This is typical of what happens any time I try to run something written in Python. It may be easier than setting up an NVIDIA GPU, but that's a low bar.
(Sorry I’ll excuse myself now…
Python is awesome in many ways, one of my favourite languages, but unless you are happy with venv manipulation (or live in Conda), it's often a nightmare that ends up worse than DLL-hell.
Python is by no means alone in this or particularly egregious. Having been a heavy Perl developer in the 2000s, I was part of the problem. I didn't understand why other people had so much trouble doing things that seemed simple to me, because I was eating, breathing, and sleeping Perl. I knew how to prolong the intervals between breaking my installation, and how to troubleshoot and repair it, but there was no reason why anyone who wanted to deploy, or even develop on, my code base should have needed that encyclopedic knowledge.

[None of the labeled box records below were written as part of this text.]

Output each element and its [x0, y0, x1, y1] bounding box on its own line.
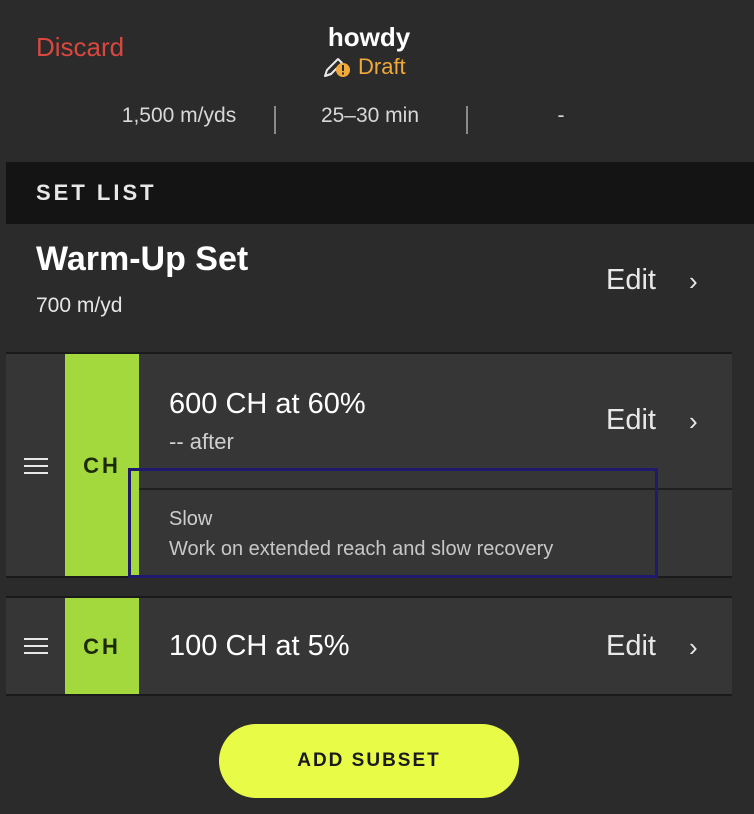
- set-list-header: SET LIST: [6, 162, 754, 224]
- status-label: Draft: [358, 54, 406, 79]
- total-distance: 1,500 m/yds: [121, 104, 237, 127]
- chevron-right-icon[interactable]: ›: [689, 632, 698, 663]
- subset-card[interactable]: CH 100 CH at 5% Edit ›: [6, 596, 732, 696]
- duration-range: 25–30 min: [320, 104, 420, 127]
- edit-subset-button[interactable]: Edit: [606, 404, 656, 437]
- drag-handle-icon[interactable]: [24, 638, 48, 659]
- stroke-label: CH: [83, 634, 121, 659]
- highlight-box: [128, 468, 658, 578]
- edit-set-button[interactable]: Edit: [606, 264, 656, 297]
- set-distance: 700 m/yd: [36, 294, 123, 317]
- subset-description: -- after: [169, 429, 234, 454]
- chevron-right-icon[interactable]: ›: [689, 266, 698, 297]
- workout-title: howdy: [327, 22, 411, 52]
- set-list-heading: SET LIST: [36, 180, 157, 205]
- add-subset-button[interactable]: ADD SUBSET: [219, 724, 519, 798]
- chevron-right-icon[interactable]: ›: [689, 406, 698, 437]
- subset-card[interactable]: CH 600 CH at 60% -- after Edit › Slow Wo…: [6, 352, 732, 578]
- draft-status: Draft: [322, 54, 406, 80]
- workout-stats: 1,500 m/yds 25–30 min -: [0, 104, 754, 134]
- subset-title: 100 CH at 5%: [169, 630, 350, 662]
- drag-handle-icon[interactable]: [24, 458, 48, 479]
- other-stat: -: [557, 104, 565, 127]
- stroke-tab: CH: [65, 598, 139, 694]
- set-name: Warm-Up Set: [36, 240, 249, 278]
- subset-title: 600 CH at 60%: [169, 388, 366, 420]
- edit-subset-button[interactable]: Edit: [606, 630, 656, 663]
- pencil-warning-icon: [322, 56, 352, 78]
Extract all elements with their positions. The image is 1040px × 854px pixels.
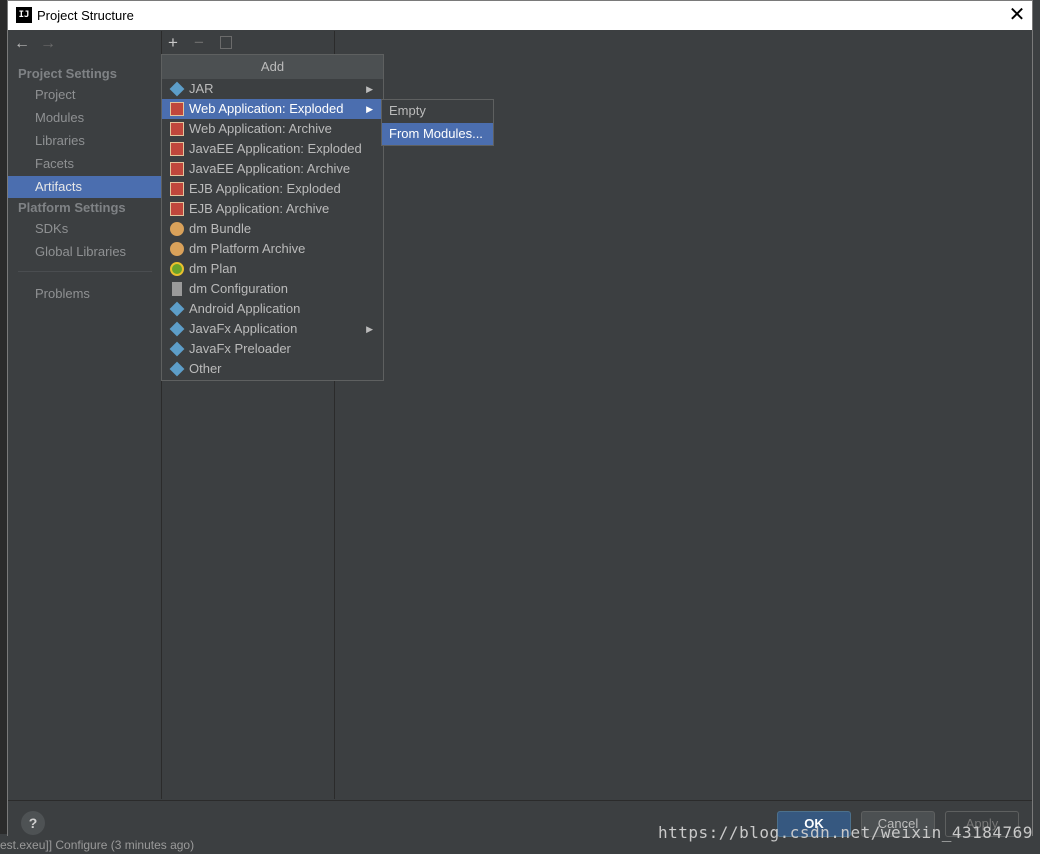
android-icon: [169, 301, 185, 317]
menu-item-label: JavaEE Application: Exploded: [189, 141, 362, 156]
menu-item-web-app-archive[interactable]: Web Application: Archive: [162, 119, 383, 139]
dm-platform-icon: [170, 242, 184, 256]
menu-item-label: EJB Application: Archive: [189, 201, 330, 216]
menu-item-label: dm Bundle: [189, 221, 252, 236]
window-title: Project Structure: [37, 8, 134, 23]
menu-item-label: dm Platform Archive: [189, 241, 306, 256]
other-icon: [169, 361, 185, 377]
javafx-icon: [169, 321, 185, 337]
menu-item-label: JavaFx Application: [189, 321, 298, 336]
menu-item-label: JavaFx Preloader: [189, 341, 291, 356]
sidebar-item-artifacts[interactable]: Artifacts: [8, 176, 161, 198]
sidebar-item-problems[interactable]: Problems: [8, 283, 161, 305]
javafx-icon: [169, 341, 185, 357]
platform-settings-header: Platform Settings: [18, 200, 126, 215]
menu-item-ejb-archive[interactable]: EJB Application: Archive: [162, 199, 383, 219]
javaee-icon: [170, 142, 184, 156]
sidebar-divider: [18, 271, 152, 272]
web-app-icon: [170, 102, 184, 116]
submenu-item-from-modules[interactable]: From Modules...: [382, 123, 493, 145]
remove-icon[interactable]: −: [194, 33, 204, 53]
menu-item-label: Web Application: Exploded: [189, 101, 344, 116]
artifact-details-panel: [336, 31, 1032, 799]
forward-arrow-icon[interactable]: →: [40, 35, 56, 53]
web-app-icon: [170, 122, 184, 136]
ejb-icon: [170, 182, 184, 196]
menu-item-dm-bundle[interactable]: dm Bundle: [162, 219, 383, 239]
dm-plan-icon: [170, 262, 184, 276]
ide-status-line: est.exeu]] Configure (3 minutes ago): [0, 838, 195, 852]
menu-item-dm-platform-archive[interactable]: dm Platform Archive: [162, 239, 383, 259]
sidebar-item-modules[interactable]: Modules: [8, 107, 161, 129]
menu-item-javafx-preloader[interactable]: JavaFx Preloader: [162, 339, 383, 359]
menu-item-other[interactable]: Other: [162, 359, 383, 379]
help-button[interactable]: ?: [21, 811, 45, 835]
back-arrow-icon[interactable]: ←: [14, 35, 30, 53]
menu-item-javaee-exploded[interactable]: JavaEE Application: Exploded: [162, 139, 383, 159]
menu-item-javaee-archive[interactable]: JavaEE Application: Archive: [162, 159, 383, 179]
submenu-arrow-icon: ▶: [366, 84, 373, 94]
sidebar-item-libraries[interactable]: Libraries: [8, 130, 161, 152]
javaee-icon: [170, 162, 184, 176]
project-settings-header: Project Settings: [18, 66, 117, 81]
submenu-arrow-icon: ▶: [366, 104, 373, 114]
menu-item-label: JavaEE Application: Archive: [189, 161, 351, 176]
add-icon[interactable]: +: [168, 33, 178, 53]
menu-item-label: Other: [189, 361, 222, 376]
title-bar: [8, 1, 1032, 30]
menu-item-jar[interactable]: JAR ▶: [162, 79, 383, 99]
menu-item-android-application[interactable]: Android Application: [162, 299, 383, 319]
menu-item-label: dm Plan: [189, 261, 237, 276]
menu-item-label: Android Application: [189, 301, 301, 316]
menu-item-javafx-application[interactable]: JavaFx Application ▶: [162, 319, 383, 339]
menu-item-label: Web Application: Archive: [189, 121, 332, 136]
submenu-arrow-icon: ▶: [366, 324, 373, 334]
sidebar-item-project[interactable]: Project: [8, 84, 161, 106]
submenu-item-empty[interactable]: Empty: [382, 100, 493, 122]
ejb-icon: [170, 202, 184, 216]
dm-bundle-icon: [170, 222, 184, 236]
watermark-text: https://blog.csdn.net/weixin_43184769: [658, 823, 1033, 842]
menu-item-dm-configuration[interactable]: dm Configuration: [162, 279, 383, 299]
sidebar-item-sdks[interactable]: SDKs: [8, 218, 161, 240]
popup-title: Add: [162, 55, 383, 79]
menu-item-web-app-exploded[interactable]: Web Application: Exploded ▶: [162, 99, 383, 119]
menu-item-label: dm Configuration: [189, 281, 288, 296]
menu-item-label: EJB Application: Exploded: [189, 181, 341, 196]
menu-item-dm-plan[interactable]: dm Plan: [162, 259, 383, 279]
sidebar-item-global-libraries[interactable]: Global Libraries: [8, 241, 161, 263]
jar-icon: [169, 81, 185, 97]
dm-config-icon: [172, 282, 182, 296]
menu-item-ejb-exploded[interactable]: EJB Application: Exploded: [162, 179, 383, 199]
copy-icon[interactable]: [220, 36, 232, 49]
sidebar-item-facets[interactable]: Facets: [8, 153, 161, 175]
menu-item-label: JAR: [189, 81, 214, 96]
close-icon[interactable]: ✕: [1004, 3, 1030, 27]
intellij-app-icon: IJ: [16, 7, 32, 23]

This is why, for all their faults, I count containers as the biggest revolution in the software industry, at least for us "backend" folks.
mlx is similar to numpy/pytorch, but only for Apple Silicon.
mlx-lm is a llama.cpp equivalent, but built on top of mlx.
What's your tokens/sec rate (and on which device)?
I don't have a token/second figure to hand but it's fast enough that I'm not frustrated by it.
MLX looks really nice from the demo-level playing around with it I've done, but I usually stick to jax so, you know, I can actually deploy it on a server without trying to find someone who racks macs.